In [1]:
!date # not of day ten but the day I remembered to date this post..
Mon Sep  9 11:04:47 CDT 2019
In [7]:
import scrapy

lego day 10

double digits. (breathes in long breath of air) feels good to be here.

check me out.

butimnotarapper gif

That literally took me all morning to do. I just got done doing a bunch of warm up tutorials on using Scrapy again. I'm not sure where Scrapy is in the Scraper world as a viable tool but it sure is fun.

Alright.

here's the goal if I didn't make it clear last night

See this page. The page you're looking at?

I want to change the color of it. but I want to be able to run a command at the command line to do it, right after I run jupyter nbconvert this_file.ipynb. I want it to look like the rest of my site.

(have you literally not seen it? go delete part of the url or whatever, I dunno.

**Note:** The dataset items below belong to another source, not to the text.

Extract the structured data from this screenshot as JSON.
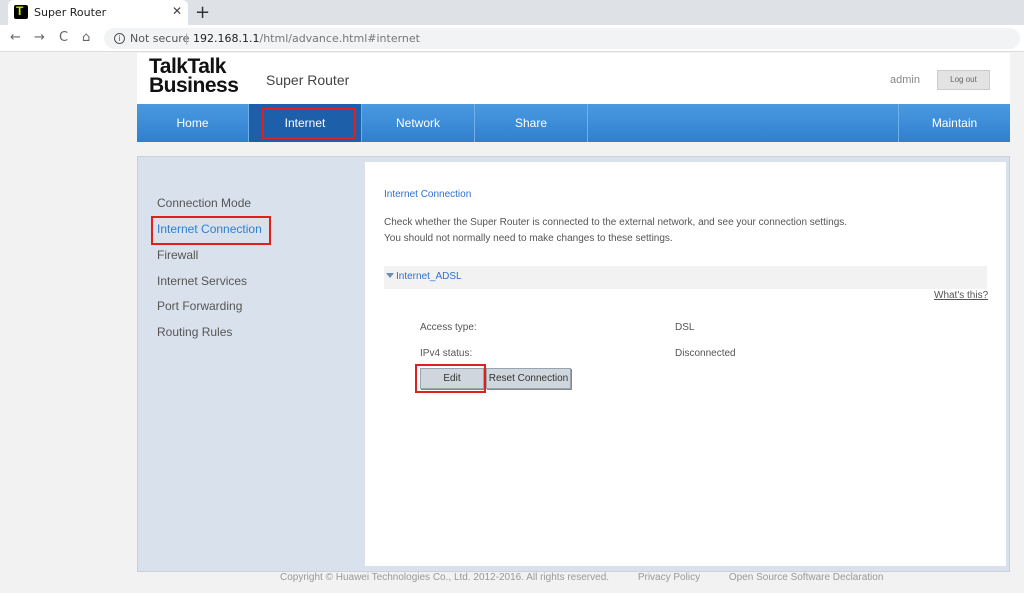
{
  "browser": {
    "tab_title": "Super Router",
    "tab_close": "✕",
    "new_tab": "+",
    "back": "←",
    "forward": "→",
    "reload": "C",
    "home": "⌂",
    "info": "i",
    "not_secure": "Not secure",
    "separator": "|",
    "url_host": "192.168.1.1",
    "url_path": "/html/advance.html#internet"
  },
  "header": {
    "brand_line1": "TalkTalk",
    "brand_line2": "Business",
    "product": "Super Router",
    "user": "admin",
    "logout_label": "Log out"
  },
  "mainnav": [
    {
      "label": "Home"
    },
    {
      "label": "Internet"
    },
    {
      "label": "Network"
    },
    {
      "label": "Share"
    },
    {
      "label": "Maintain"
    }
  ],
  "sidebar": {
    "items": [
      {
        "label": "Connection Mode"
      },
      {
        "label": "Internet Connection"
      },
      {
        "label": "Firewall"
      },
      {
        "label": "Internet Services"
      },
      {
        "label": "Port Forwarding"
      },
      {
        "label": "Routing Rules"
      }
    ]
  },
  "main": {
    "title": "Internet Connection",
    "desc_line1": "Check whether the Super Router is connected to the external network, and see your connection settings.",
    "desc_line2": "You should not normally need to make changes to these settings.",
    "connection_name": "Internet_ADSL",
    "whats_this": "What's this?",
    "fields": [
      {
        "label": "Access type:",
        "value": "DSL"
      },
      {
        "label": "IPv4 status:",
        "value": "Disconnected"
      }
    ],
    "edit_label": "Edit",
    "reset_label": "Reset Connection"
  },
  "footer": {
    "copyright": "Copyright © Huawei Technologies Co., Ltd. 2012-2016. All rights reserved.",
    "privacy": "Privacy Policy",
    "oss": "Open Source Software Declaration"
  },
  "colors": {
    "nav_blue": "#2f7fcf",
    "nav_active": "#1d5fa8",
    "highlight_red": "#e0201d",
    "link_blue": "#2f6fcf"
  }
}
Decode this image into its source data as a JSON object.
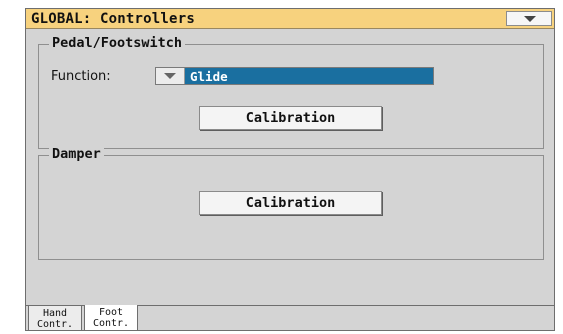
{
  "window": {
    "title": "GLOBAL: Controllers"
  },
  "pedal": {
    "title": "Pedal/Footswitch",
    "function_label": "Function:",
    "function_value": "Glide",
    "calibration_label": "Calibration"
  },
  "damper": {
    "title": "Damper",
    "calibration_label": "Calibration"
  },
  "tabs": [
    {
      "line1": "Hand",
      "line2": "Contr."
    },
    {
      "line1": "Foot",
      "line2": "Contr."
    }
  ],
  "colors": {
    "title_bg": "#f7d27e",
    "select_bg": "#1a6fa0",
    "panel_bg": "#d4d4d4"
  },
  "icons": {
    "menu": "chevron-down-icon",
    "select": "chevron-down-icon"
  }
}
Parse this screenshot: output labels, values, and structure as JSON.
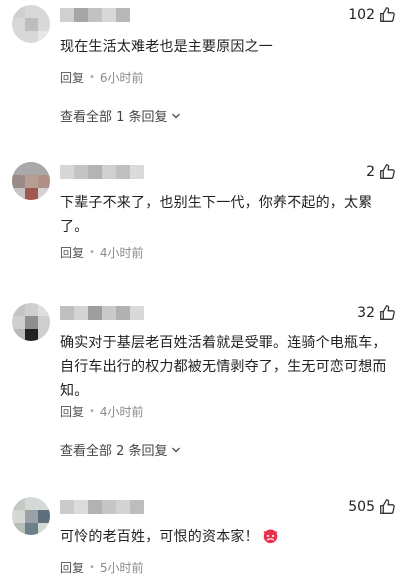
{
  "comments": [
    {
      "likes": "102",
      "text": "现在生活太难老也是主要原因之一",
      "reply_label": "回复",
      "time": "6小时前",
      "view_all": "查看全部 1 条回复"
    },
    {
      "likes": "2",
      "text": "下辈子不来了，也别生下一代，你养不起的，太累了。",
      "reply_label": "回复",
      "time": "4小时前"
    },
    {
      "likes": "32",
      "text": "确实对于基层老百姓活着就是受罪。连骑个电瓶车，自行车出行的权力都被无情剥夺了，生无可恋可想而知。",
      "reply_label": "回复",
      "time": "4小时前",
      "view_all": "查看全部 2 条回复"
    },
    {
      "likes": "505",
      "text": "可怜的老百姓，可恨的资本家！",
      "reply_label": "回复",
      "time": "5小时前"
    }
  ],
  "icons": {
    "like": "thumbs-up-icon",
    "expand": "chevron-down-icon",
    "emoji": "angry-face-emoji"
  },
  "colors": {
    "text": "#222222",
    "meta": "#8a8a8a",
    "emoji": "#e8314f"
  }
}
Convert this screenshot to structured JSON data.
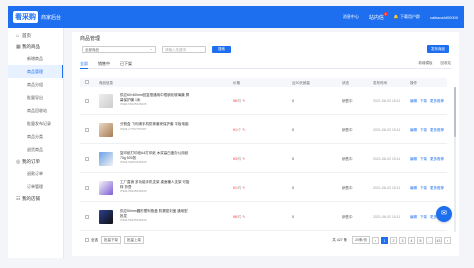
{
  "header": {
    "logo": "看采购",
    "brand": "商家后台",
    "nav": [
      "消息中心",
      "站内信",
      "下载用户群",
      "caibaoshi00000"
    ],
    "badge": "1"
  },
  "sidebar": {
    "top": [
      {
        "icon": "⌂",
        "label": "首页"
      },
      {
        "icon": "▦",
        "label": "我的商品"
      }
    ],
    "sub1": [
      "新增商品",
      "商品管理",
      "商品分组",
      "批量导出",
      "商品回收站",
      "批量发布记录",
      "商品分类",
      "退货商品"
    ],
    "group2": {
      "icon": "◎",
      "label": "我的订单"
    },
    "sub2": [
      "退款订单",
      "订单管理"
    ],
    "group3": {
      "icon": "☷",
      "label": "我的店铺"
    }
  },
  "main": {
    "title": "商品管理",
    "select": "全部商品",
    "search_placeholder": "请输入关键词",
    "search_btn": "搜索",
    "publish": "发布商品",
    "tabs": [
      "全部",
      "销售中",
      "已下架"
    ],
    "tools": [
      "新增模板",
      "回收站"
    ],
    "headers": [
      "商品信息",
      "价格",
      "近30天销量",
      "状态",
      "发布时间",
      "操作"
    ],
    "rows": [
      {
        "name": "供应60×60mm回复框通用中框钢化玻璃膜 屏幕保护膜 1米",
        "code": "ITEM-56345345235",
        "price": "¥8",
        "unit": "/件",
        "sales": "0",
        "status": "销售中",
        "date": "2021-06-02 15:11",
        "ops": [
          "编辑",
          "下架",
          "更多推荐"
        ]
      },
      {
        "name": "分割盒 飞利浦手机防摔套壳保护套 平板电脑",
        "code": "ITEM-17757756787",
        "price": "¥1",
        "unit": "/个",
        "sales": "0",
        "status": "销售中",
        "date": "2021-06-02 15:11",
        "ops": [
          "编辑",
          "下架",
          "更多推荐"
        ]
      },
      {
        "name": "复印纸打印纸A4打印纸 木浆高白度办公用纸 70g 500张",
        "code": "ITEM-53454345345",
        "price": "¥3",
        "unit": "/件",
        "sales": "0",
        "status": "销售中",
        "date": "2021-06-02 15:11",
        "ops": [
          "编辑",
          "下架",
          "更多推荐"
        ]
      },
      {
        "name": "工厂直销 多功能手机支架 桌面懒人支架 可旋转 折叠",
        "code": "ITEM-56345345235",
        "price": "¥1",
        "unit": "/件",
        "sales": "0",
        "status": "销售中",
        "date": "2021-06-02 15:11",
        "ops": [
          "编辑",
          "下架",
          "更多推荐"
        ]
      },
      {
        "name": "供应50mm圆形塑料瓶盖 防漏密封盖 通用型 批发",
        "code": "ITEM-56345345235",
        "price": "¥8",
        "unit": "/件",
        "sales": "0",
        "status": "销售中",
        "date": "2021-06-02 15:11",
        "ops": [
          "编辑",
          "下架",
          "更多推荐"
        ]
      }
    ],
    "footer": {
      "checkall": "全选",
      "btn1": "批量下架",
      "btn2": "批量上架",
      "total": "共 427 条",
      "per_page": "20条/页",
      "pages": [
        "‹",
        "1",
        "2",
        "3",
        "4",
        "5",
        "…",
        "43",
        "›"
      ]
    }
  },
  "colors": {
    "accent": "#1e6ff0"
  }
}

It's all interactive yeah?)

I have pretty colors for the other parts of my site at the cost of very meticulously finding the tags in this extenison I use for my browser.

(huge breath).

Here's something I built to learn Scrapy awhile ago.

In [8]:
import scrapy

class BrickSetSpider(scrapy.Spider):
    name = "brickset_spider"
    start_urls = ['http://brickset.com/sets/year-2016']

    def parse(self, response):
        SET_SELECTOR = '.set'
        for brickset in response.css(SET_SELECTOR):

            NAME_SELECTOR = 'h1 a ::text'
            PIECES_SELECTOR = './/dl[dt/text() = "Pieces"]/dd/a/text()'
            MINIFIGS_SELECTOR = '//dl[dt/text() = "Minifigs"]/dd[2]/a/text()'
            IMAGE_SELECTOR = 'img ::attr(src)'
            yield {
                'name':brickset.css(NAME_SELECTOR).extract_first(),
                'pieces': brickset.xpath(PIECES_SELECTOR).extract_first(),
                'minifigs':brickset.xpath(MINIFIGS_SELECTOR).extract_first(),
                'image': brickset.css(IMAGE_SELECTOR).extract_first(),
            }

        NEXT_PAGE_SELECTOR = '.next a ::attr(href)'
        next_page = response.css(NEXT_PAGE_SELECTOR).extract_first()
        if next_page:
            yield scrapy.Request(
                response.urljoin(next_page),
                callback=self.parse)

that ol' script right there get's ya some names of lego sets. this was a demo put out by digitalocean a year or a few back.

man when you dig into a tool but you come back to it and you're smarter and you know about programming

it's a little different than first learning it.

I just keep reading documentation. Who knows what the right way to code is but it's crazy what this thing can do.

So I took that above scraper and tried to make my own scraper after I did the last #100DaysOfCode last year or something. Maybe a year ago. Who knows.

That's a whole project I think I have a github repo on for here.


In all fairness, I keep coming back to these posts like days later and push them really quick to github.

I am actually coding quite a bit I just keep forgetting the part where I have to write about it.

These really were supposed to mostly be about things I'm working on anyway.

That code up there is cool. Copy paste it and go run it if you're feeling confident. If you're not try it anyway.

What good stuff is happening is that I'm digging through old github projects.

That feels cool.

Also this is Saturday's post. I think.